Atendiendo al conjunto urbano, estuvo siempre condicionado por un camino. En tiempos antiguos por su centro cruzaba la Calzada Real de Galicia. Venía desde San Román y después de pasar junto a la mencionada ermita discurría entre las casas. Desde aquí proseguía en dirección al cercano Pobladura, suponemos que por la llamada Calle Real Vieja. Con el trazado de la carretera nacional, la actual N-VI, ese itinerario se desvió por una zona tangencial. Pero a su lado fueron creándose mesones y cantinas, hasta integrarlo en el propio núcleo, el cual se fue alargando hasta casi conectar con el del vecino Pobladura. Formóse una travesía recta y despejada por la cual la circulación fue cada año más intensa, con el consiguiente peligro para los vecinos. En nuestros días, tras la construcción medio kilómetro hacia el oriente de la moderna Autovía del Noroeste, la A-6, el tráfico se canaliza ahora por ella, habiendo recobrado el pueblo la tranquilidad y sosiego de antaño. La instauración de un área de servicio, con gasolineras y establecimientos hosteleros, aneja a la citada autovía, ha menguado el descalabro económico producido por ese trasvase de viajeros.

Al pasear por las diversas calles observamos que la mayor parte de las viviendas son de nueva construcción. Han desaparecido casi por entero los inmuebles de arquitectura tradicional, creados con un áspero y rojizo tapial lleno de guijarros. De todos los recintos urbanos el más noble es la Plaza Mayor, el cual se realza con un pavimento más estético.
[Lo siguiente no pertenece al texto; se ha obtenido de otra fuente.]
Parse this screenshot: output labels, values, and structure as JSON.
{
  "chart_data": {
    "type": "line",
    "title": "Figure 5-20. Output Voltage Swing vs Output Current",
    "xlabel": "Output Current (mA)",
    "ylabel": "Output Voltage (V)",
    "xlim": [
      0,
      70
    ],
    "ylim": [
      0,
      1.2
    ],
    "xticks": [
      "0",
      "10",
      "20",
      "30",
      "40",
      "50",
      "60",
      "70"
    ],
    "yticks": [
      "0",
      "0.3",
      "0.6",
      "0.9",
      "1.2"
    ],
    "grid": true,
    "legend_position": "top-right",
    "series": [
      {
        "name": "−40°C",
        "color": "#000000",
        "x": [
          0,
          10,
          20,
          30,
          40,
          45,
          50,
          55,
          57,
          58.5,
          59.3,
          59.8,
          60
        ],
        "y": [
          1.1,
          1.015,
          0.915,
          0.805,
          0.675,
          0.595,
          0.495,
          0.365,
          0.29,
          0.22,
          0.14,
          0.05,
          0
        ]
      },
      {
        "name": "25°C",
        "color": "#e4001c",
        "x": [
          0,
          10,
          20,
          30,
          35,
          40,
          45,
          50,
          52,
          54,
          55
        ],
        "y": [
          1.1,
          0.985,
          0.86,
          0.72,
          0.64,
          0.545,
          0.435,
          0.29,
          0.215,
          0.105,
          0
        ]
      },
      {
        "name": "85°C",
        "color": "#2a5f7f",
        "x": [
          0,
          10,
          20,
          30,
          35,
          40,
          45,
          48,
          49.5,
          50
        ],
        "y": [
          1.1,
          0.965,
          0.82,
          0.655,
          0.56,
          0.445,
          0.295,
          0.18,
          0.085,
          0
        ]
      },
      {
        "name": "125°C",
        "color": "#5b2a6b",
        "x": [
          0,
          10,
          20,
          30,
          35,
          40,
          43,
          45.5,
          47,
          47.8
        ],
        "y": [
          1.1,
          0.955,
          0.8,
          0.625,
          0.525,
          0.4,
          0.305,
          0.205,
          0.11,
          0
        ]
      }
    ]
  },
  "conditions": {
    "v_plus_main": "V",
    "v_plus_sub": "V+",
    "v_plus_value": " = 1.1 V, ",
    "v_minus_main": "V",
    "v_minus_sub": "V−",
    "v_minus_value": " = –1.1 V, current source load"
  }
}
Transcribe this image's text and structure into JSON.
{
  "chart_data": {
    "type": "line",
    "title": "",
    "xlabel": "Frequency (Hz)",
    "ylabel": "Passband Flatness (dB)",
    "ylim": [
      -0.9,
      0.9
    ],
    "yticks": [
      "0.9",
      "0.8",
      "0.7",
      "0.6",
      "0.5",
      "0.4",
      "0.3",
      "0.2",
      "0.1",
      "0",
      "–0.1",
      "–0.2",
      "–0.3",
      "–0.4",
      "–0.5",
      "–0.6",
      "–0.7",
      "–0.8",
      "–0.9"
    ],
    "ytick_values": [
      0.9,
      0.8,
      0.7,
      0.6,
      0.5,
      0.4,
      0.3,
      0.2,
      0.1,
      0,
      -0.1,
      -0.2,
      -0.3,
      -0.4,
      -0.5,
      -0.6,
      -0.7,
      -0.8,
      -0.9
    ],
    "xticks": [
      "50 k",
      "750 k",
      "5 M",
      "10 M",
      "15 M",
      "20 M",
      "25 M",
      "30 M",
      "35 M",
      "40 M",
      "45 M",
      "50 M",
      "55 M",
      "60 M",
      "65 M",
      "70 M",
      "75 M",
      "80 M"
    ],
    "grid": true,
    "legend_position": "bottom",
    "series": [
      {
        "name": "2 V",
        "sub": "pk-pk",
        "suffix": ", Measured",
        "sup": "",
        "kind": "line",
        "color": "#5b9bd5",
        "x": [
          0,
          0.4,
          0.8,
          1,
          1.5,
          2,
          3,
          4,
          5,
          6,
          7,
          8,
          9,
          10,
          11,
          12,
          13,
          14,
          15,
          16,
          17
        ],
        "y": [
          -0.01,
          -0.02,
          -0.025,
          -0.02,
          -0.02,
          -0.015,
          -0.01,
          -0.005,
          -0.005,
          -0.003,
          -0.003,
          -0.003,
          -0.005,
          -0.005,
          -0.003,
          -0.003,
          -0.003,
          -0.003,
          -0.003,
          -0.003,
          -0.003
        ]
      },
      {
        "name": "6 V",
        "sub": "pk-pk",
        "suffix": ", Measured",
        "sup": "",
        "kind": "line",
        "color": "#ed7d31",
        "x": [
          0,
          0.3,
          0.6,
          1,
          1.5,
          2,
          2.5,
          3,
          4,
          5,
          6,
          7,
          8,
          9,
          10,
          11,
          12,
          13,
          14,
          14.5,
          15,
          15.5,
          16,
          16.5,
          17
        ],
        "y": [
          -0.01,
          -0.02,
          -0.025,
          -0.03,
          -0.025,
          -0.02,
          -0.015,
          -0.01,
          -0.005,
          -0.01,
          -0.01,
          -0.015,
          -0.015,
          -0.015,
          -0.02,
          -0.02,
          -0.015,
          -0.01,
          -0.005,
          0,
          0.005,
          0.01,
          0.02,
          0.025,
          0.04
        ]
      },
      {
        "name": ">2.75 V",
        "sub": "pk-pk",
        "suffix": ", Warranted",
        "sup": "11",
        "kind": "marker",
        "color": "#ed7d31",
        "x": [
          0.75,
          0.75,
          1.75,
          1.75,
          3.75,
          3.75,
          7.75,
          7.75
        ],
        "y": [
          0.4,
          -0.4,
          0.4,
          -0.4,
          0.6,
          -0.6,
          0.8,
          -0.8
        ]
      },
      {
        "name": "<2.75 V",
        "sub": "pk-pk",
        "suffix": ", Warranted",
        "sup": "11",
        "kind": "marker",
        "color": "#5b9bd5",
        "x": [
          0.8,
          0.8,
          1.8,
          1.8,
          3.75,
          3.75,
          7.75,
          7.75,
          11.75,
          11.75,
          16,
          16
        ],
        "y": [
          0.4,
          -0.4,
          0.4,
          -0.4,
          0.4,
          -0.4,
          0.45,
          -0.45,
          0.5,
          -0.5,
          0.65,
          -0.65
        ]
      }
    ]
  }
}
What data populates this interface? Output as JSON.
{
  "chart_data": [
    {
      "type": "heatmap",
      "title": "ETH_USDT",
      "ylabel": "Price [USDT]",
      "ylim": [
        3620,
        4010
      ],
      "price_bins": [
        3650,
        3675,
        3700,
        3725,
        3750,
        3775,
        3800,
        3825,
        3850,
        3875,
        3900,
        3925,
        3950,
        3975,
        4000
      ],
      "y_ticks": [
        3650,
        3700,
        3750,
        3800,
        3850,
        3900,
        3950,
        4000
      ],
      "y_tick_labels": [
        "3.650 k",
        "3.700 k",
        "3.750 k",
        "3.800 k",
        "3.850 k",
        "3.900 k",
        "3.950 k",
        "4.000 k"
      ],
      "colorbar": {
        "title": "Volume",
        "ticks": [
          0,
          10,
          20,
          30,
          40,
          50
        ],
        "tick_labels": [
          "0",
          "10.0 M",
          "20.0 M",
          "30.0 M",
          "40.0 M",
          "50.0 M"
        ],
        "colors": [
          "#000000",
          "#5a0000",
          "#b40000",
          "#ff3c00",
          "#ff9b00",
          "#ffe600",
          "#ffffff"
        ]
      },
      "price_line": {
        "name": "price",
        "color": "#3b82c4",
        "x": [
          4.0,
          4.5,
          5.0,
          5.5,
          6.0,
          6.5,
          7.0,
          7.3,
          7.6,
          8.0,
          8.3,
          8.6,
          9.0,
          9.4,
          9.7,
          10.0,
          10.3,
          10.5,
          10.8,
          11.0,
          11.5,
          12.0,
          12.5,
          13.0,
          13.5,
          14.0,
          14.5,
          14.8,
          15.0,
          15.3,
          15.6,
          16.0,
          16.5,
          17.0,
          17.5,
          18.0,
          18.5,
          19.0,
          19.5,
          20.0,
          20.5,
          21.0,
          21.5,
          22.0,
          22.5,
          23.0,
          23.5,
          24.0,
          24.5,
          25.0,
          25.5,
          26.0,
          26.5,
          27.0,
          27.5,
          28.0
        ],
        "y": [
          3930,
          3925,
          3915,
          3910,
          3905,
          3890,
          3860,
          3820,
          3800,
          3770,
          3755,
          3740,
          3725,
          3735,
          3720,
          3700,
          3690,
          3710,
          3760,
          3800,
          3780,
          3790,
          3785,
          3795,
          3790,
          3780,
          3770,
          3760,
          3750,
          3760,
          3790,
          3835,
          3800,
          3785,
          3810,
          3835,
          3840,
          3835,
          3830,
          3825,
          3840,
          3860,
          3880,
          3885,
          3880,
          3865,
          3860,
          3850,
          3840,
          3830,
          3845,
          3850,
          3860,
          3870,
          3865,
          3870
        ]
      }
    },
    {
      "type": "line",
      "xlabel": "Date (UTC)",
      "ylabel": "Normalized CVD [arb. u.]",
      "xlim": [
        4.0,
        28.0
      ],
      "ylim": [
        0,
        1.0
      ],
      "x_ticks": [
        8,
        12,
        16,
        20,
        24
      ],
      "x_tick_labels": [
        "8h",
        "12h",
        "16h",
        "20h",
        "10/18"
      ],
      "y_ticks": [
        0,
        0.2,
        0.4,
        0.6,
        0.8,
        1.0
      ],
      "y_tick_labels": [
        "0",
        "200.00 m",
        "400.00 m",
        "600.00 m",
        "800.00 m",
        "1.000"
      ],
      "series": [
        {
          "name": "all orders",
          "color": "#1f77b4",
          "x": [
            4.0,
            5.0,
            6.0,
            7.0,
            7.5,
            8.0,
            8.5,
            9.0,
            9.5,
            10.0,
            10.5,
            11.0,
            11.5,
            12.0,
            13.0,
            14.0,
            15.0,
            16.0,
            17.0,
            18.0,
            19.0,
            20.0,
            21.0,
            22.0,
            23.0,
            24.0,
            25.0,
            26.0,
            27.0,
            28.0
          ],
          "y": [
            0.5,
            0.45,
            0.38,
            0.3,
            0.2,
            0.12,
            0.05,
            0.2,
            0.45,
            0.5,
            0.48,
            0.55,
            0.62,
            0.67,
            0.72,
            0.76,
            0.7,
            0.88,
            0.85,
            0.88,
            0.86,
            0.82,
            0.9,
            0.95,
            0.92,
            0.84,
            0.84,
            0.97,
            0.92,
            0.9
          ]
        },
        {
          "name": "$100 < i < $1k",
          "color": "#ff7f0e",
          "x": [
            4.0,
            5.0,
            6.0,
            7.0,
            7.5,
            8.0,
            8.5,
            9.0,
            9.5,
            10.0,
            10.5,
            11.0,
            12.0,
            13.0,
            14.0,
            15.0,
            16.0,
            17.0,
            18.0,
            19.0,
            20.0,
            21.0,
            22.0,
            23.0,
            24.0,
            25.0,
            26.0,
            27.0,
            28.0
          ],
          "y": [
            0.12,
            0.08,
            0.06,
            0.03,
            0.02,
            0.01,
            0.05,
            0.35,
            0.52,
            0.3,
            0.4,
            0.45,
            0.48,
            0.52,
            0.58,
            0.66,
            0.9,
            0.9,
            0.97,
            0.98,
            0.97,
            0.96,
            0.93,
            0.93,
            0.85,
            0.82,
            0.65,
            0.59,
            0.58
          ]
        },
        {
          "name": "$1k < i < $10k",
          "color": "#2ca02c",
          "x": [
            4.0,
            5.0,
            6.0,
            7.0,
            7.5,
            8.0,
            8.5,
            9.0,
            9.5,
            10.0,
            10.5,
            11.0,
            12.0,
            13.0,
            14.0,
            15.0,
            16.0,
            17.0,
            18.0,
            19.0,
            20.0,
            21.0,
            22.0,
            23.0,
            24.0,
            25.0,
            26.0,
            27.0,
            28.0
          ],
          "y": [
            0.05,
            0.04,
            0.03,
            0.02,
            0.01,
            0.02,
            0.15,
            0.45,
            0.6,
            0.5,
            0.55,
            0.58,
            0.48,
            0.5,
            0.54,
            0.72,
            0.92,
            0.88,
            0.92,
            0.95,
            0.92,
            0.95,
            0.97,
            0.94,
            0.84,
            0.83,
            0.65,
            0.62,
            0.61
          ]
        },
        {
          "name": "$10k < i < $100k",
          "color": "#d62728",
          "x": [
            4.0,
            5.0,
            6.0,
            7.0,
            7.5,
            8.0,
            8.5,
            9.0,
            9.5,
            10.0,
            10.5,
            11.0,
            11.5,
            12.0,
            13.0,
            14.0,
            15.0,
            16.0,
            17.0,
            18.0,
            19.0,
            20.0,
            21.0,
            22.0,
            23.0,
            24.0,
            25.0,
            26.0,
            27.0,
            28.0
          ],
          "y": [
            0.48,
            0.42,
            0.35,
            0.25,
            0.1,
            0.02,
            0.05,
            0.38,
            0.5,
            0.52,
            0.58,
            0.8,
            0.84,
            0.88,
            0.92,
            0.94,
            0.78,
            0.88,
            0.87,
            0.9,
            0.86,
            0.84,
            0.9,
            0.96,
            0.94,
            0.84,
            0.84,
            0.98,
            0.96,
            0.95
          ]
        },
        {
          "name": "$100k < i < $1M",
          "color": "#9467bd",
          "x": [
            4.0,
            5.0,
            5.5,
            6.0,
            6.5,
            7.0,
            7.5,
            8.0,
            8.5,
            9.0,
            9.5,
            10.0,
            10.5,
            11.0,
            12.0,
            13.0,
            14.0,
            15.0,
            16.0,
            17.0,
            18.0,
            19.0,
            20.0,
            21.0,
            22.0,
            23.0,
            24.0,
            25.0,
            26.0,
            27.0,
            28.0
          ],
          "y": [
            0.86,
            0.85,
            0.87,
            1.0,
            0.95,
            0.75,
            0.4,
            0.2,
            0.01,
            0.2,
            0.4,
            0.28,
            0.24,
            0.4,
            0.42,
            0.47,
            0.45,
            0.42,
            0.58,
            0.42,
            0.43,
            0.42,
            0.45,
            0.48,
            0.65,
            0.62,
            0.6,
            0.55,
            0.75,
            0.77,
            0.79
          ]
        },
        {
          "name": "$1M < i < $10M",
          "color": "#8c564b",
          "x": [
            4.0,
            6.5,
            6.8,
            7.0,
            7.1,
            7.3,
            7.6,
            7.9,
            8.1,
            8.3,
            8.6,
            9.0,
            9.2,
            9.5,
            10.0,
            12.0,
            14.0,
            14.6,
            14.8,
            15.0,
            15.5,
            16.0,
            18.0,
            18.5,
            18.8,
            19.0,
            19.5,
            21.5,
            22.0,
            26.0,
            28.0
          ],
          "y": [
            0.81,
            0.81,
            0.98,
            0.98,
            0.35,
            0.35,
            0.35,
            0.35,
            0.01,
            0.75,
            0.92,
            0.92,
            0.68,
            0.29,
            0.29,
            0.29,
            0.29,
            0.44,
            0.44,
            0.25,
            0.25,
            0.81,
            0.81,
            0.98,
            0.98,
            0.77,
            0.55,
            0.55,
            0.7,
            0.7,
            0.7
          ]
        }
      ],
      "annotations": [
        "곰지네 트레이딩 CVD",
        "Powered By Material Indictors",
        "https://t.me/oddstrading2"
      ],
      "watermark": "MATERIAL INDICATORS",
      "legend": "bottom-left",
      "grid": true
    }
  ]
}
A las afueras, marcando el fin del término, resulta singular la Marra de Patagranos. Es un agudo piedrón de más de dos metros de altura, con una especie de bola cincelada en su extremo superior.

Atendiendo a la historia, las citas más antiguas en las que se menciona el pueblo son del año 1187. Por entonces se le denominaba Turris. Del 1336 se sabe que el rey Alfonso XI donó al convento de Santa Clara de Benavente 1000 maravedíes de los tributos de La Torre y otras aldeas de la zona. Pese a tal legado, esa cantidad no pudo cobrarse debido a la acusada pobreza en la que yacían esos lugares. Avanzando hasta el 1402, en esa fecha el pueblo estaba sujeto casi por entero al señorío de Juan de la Torre. Tal caballero cedió el dominio a las clarisas benaventanas, pero los vecinos afectados se rebelaron ante ese cambio jurisdiccional. Entablaron con las monjas un largo y famoso pleito que al final perdieron, quedando obligados a pagar las costas. Tiempos después y al igual que en la mayor parte de las poblaciones del entorno, el control pasó a los Condes de Benavente.